= James Jauncey =

James Jauncey Jr. was a ship captain, merchant, and most notably a loyalist in the New York General Assembly.

==Early career ==

He originally started off his career as a merchant captain in Bermuda. He traded between the Caribbean and New York and eventually settled in New York in 1743 as a merchant/business man.

He kept his connections with many goods coming from the Caribbean and subsequently found himself funding many privateers, including owning his own privateer fleets. With his major successes as a merchant in New York, Jauncey became the Warden of the Port in 1758 (an office he held until 1774).

==Stamp Act==

In 1765, after the passing of the Stamp Act 1765, Jauncey was one of the merchants who agreed not to import any British goods as long as the Stamp Act withstood. Subsequently, he also was one of the significant advocates that addressed this issue in the New York General Assembly. This issue of the Stamp Act would be one of the main reasons that Jauncey would be elected into the Assembly. John Morin Scott, the candidate facing Jauncey, was an adamant supporter of the Stamp Act.

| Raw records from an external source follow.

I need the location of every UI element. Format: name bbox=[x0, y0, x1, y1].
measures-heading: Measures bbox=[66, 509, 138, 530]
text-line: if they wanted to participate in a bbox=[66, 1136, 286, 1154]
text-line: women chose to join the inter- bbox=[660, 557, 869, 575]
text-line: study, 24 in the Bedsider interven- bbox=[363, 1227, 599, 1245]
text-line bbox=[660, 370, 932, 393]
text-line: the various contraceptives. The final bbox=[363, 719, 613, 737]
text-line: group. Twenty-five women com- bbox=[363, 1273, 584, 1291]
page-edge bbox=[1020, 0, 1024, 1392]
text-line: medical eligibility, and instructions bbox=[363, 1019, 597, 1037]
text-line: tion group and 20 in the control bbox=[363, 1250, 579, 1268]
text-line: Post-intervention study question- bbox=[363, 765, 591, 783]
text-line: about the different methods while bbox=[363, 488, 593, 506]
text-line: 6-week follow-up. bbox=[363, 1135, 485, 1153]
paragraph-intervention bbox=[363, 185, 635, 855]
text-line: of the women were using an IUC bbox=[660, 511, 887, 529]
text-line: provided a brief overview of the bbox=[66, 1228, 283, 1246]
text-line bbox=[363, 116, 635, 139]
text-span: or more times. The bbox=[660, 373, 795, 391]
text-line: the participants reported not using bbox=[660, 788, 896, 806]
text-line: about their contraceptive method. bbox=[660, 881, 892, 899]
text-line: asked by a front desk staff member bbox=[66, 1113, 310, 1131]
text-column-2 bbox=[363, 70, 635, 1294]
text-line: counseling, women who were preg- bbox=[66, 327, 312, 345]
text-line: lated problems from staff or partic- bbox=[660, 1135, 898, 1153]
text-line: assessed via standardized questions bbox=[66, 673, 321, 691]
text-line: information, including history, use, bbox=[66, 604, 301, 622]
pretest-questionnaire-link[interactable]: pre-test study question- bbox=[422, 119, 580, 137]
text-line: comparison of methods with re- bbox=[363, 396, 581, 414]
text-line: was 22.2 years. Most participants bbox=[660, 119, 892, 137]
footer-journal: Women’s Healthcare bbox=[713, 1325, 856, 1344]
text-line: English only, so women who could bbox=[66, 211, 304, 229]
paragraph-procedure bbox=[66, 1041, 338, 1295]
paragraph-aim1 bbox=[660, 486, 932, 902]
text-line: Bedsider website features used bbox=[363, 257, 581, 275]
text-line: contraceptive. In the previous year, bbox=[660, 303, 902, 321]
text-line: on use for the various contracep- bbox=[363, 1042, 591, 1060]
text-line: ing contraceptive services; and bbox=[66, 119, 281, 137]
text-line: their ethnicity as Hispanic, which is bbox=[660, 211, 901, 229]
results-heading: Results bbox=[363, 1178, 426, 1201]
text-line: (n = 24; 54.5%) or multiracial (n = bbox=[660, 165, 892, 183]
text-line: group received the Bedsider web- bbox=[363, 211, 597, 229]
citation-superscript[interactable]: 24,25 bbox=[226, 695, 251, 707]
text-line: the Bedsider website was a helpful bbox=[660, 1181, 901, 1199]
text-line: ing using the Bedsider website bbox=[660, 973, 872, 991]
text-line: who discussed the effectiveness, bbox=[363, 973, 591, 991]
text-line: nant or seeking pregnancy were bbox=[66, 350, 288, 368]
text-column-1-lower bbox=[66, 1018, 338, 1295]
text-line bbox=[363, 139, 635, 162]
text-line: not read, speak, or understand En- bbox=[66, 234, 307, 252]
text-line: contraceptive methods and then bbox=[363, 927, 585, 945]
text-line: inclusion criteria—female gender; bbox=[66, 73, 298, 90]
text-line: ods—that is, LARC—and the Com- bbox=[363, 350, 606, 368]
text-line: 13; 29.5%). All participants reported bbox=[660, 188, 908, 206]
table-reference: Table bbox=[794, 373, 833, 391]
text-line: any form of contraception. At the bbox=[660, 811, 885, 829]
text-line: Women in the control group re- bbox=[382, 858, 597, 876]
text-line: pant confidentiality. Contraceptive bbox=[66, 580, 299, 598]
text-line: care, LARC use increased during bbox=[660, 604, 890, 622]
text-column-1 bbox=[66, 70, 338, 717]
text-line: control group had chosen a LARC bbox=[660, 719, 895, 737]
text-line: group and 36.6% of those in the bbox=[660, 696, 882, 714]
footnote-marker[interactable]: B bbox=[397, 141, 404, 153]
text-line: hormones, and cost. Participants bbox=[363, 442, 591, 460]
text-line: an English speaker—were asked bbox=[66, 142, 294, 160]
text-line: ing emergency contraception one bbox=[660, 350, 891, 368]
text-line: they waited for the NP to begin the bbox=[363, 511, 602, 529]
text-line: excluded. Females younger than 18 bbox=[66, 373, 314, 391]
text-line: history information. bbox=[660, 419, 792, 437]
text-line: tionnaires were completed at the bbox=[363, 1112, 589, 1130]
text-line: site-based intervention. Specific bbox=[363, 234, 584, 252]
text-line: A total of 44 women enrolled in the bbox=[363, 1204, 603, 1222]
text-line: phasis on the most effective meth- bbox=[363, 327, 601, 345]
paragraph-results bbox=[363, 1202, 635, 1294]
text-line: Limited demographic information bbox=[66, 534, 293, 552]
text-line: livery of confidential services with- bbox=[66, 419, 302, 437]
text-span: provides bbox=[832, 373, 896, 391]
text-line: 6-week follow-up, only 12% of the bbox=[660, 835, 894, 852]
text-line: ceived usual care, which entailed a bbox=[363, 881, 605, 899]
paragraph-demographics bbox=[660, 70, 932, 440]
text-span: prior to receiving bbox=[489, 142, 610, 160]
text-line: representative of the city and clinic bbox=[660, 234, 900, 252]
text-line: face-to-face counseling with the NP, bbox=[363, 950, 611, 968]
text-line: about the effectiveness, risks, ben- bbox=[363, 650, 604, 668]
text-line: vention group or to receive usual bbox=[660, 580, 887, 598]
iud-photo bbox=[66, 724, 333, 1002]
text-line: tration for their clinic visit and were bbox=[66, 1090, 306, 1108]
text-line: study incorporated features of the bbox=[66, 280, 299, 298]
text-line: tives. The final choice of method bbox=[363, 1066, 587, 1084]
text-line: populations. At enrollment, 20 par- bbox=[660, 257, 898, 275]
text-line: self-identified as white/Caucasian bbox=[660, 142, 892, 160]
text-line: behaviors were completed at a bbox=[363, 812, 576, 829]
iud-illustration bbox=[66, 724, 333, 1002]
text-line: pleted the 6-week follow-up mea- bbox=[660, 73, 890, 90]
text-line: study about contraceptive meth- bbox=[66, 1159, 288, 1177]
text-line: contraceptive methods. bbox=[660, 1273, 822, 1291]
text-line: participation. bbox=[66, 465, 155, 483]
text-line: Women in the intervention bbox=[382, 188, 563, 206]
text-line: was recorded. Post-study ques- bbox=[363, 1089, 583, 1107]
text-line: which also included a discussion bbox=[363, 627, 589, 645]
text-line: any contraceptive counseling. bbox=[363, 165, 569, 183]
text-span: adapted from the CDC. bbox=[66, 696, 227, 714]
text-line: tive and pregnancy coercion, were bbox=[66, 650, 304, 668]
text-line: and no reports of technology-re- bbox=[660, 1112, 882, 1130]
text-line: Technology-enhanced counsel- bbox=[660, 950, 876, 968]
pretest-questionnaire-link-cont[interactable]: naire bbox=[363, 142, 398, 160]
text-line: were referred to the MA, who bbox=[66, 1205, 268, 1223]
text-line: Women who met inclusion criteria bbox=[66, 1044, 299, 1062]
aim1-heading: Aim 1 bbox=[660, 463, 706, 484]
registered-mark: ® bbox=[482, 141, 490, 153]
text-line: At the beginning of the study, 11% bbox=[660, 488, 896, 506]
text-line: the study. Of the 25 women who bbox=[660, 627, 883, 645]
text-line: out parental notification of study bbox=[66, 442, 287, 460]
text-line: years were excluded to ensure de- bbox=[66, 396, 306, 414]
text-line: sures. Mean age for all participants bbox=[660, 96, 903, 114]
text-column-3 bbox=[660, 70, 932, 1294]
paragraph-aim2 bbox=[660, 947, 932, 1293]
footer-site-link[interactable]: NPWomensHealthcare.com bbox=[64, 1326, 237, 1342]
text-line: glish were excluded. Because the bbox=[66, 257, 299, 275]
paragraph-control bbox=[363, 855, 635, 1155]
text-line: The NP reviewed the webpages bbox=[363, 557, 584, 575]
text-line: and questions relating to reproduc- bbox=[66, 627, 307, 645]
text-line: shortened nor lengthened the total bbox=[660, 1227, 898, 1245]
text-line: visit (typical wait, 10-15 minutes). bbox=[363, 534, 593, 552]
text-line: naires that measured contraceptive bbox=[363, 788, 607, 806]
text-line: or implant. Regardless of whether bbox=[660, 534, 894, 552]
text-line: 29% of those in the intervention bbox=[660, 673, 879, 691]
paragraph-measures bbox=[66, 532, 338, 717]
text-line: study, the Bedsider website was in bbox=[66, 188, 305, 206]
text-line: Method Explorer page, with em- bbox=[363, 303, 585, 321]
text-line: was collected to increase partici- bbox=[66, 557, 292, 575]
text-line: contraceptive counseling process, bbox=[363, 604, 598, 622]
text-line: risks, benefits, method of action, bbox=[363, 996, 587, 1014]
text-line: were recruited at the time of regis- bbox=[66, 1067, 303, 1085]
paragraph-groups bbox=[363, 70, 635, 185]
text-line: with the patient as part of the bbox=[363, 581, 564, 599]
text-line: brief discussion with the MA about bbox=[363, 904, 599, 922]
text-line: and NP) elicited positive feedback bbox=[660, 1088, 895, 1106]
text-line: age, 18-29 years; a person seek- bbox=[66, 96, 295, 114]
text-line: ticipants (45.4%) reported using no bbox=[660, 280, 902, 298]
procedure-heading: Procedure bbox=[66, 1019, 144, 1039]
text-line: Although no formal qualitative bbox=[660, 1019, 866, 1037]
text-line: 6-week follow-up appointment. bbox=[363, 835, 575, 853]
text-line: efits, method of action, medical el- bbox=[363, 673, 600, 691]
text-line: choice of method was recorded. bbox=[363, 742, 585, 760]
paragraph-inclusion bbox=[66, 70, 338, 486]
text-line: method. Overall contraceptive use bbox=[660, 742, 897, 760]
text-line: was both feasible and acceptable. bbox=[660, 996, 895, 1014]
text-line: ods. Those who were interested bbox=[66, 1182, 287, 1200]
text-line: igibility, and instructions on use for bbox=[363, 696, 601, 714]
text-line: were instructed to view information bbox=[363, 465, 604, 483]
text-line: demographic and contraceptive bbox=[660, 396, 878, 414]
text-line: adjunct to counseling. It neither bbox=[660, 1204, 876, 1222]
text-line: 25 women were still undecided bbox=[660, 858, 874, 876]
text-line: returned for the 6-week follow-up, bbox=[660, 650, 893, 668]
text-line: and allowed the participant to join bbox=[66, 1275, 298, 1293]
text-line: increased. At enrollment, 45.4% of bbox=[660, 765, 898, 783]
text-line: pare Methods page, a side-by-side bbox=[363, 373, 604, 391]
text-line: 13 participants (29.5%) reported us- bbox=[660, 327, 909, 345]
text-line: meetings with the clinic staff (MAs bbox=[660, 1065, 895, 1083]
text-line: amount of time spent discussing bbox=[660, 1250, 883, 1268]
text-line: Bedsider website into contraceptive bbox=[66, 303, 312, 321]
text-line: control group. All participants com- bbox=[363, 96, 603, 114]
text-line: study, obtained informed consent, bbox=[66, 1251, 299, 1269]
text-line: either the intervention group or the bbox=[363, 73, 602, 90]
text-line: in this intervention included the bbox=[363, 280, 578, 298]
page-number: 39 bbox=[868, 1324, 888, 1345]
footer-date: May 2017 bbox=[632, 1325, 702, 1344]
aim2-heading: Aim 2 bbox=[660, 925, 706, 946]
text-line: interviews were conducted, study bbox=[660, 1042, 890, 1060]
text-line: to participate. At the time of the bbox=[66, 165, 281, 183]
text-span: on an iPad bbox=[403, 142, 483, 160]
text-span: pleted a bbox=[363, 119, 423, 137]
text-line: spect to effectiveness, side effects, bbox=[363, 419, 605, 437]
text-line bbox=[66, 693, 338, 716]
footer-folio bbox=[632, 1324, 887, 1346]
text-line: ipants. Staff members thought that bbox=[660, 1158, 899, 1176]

==Election to New York General Assembly==

On March 11, 1768, Jauncey (having nominated himself a month earlier) had been elected into the New York General Assembly. This was a controversial time for him because his honor was questioned by fellow candidate John Morin Scott. The matters were on delicate ones pertaining to honesty, corruption, and embezzlement. One such dispute was in a written document presented by Gezelena Rousby. The dispute here was about an "unjust" imprisonment of a man over a debt owed by a Henry Lane. According to Rousby, the estate was given to be taken care of by the Widow and her father William Rousby. There had existed a 155-pound debt for Henry Lane and instead of having Jauncey take the house as sufficient payment (which would have proven more than sufficiently capable), he wanted to have the Rousby's and Widow of Lane pay off the debt instead. Their refusal led to the imprisonment of William Rousby. At this time, James Duane (the future mayor of New York) used his influence to help defend Jauncey against the accusations. After long discussion amongst the General Assembly, on December 16, 1768, it was found that Jauncey was innocent and was worthy of his position in the Assembly. Subsequently, a newsletter was written thanking/acknowledging those who had supported and did not falter to the false slanders against James Jauncey.

The election of 1769 was another close call as Jauncey, along with Henry Cruger, Oliver De Lancey, and Walton scraped by with votes against their Church supported party. With their triumphs, each of the men donated 200 pounds to the poor, of which there was great public praise. In fact, this was so much the case that several verses of song praised these men in their generosities. Subsequently, there were public slanders against supposed political opponents who questioned the generosity of those individuals like Jauncey; however there were subsequent political campaign flyers/pamphlets that mentioned secret dealings of generosity of men like Jauncey. Jauncey's popular standing amongst the populace ensured his position to last until his dismissal in 1775.

==War of Independence==

In 1775, the colony of New York was taking sides in the developing conflict. Jauncey found himself siding with the loyalist faction while a good majority of his supporters (members of his Presbyterian church) favoured independence. Jauncey's popular standing amongst the populace helped him keep his position until his dismissal in 1775.

On June 5, 1776, Jauncey was considered a suspected person and traitorous to the Patriot cause. In August 1776, Jauncey, as well as his father (James Jauncey) and brother William, were imprisoned in Middletown, Connecticut. Jauncey was arrested on matters of considering himself worthy of his granted title (Master of the Rolls) that had been set in place by the prior government (under British rule). It was considered traitorous to acknowledge the old form of government. In addition, due to a being connected by marriage to Sir Gilbert Elliot, a prominent figure in Parliament who advocated against American revolutionary efforts, the Jauncey family was labelled as a suspicious group undermining the colonial government authority. On December 20, 1776, the Jauncey family was given parole.

On October 22, 1779, Jauncey was banished from the new American States because of his fervent support of the British sovereign. In February 1784, he asked the New York Legislature to be sympathetic and drop their charges related to a bill of attainder; however they ignored his pleas.

Jauncey's living sons (William and John) wrote up a petition on January 22, 1790, to allow James Jauncey to return to New York. Jauncey died February 6, 1790, even though it would be passed a couple months later to allow Jauncey to return to New York.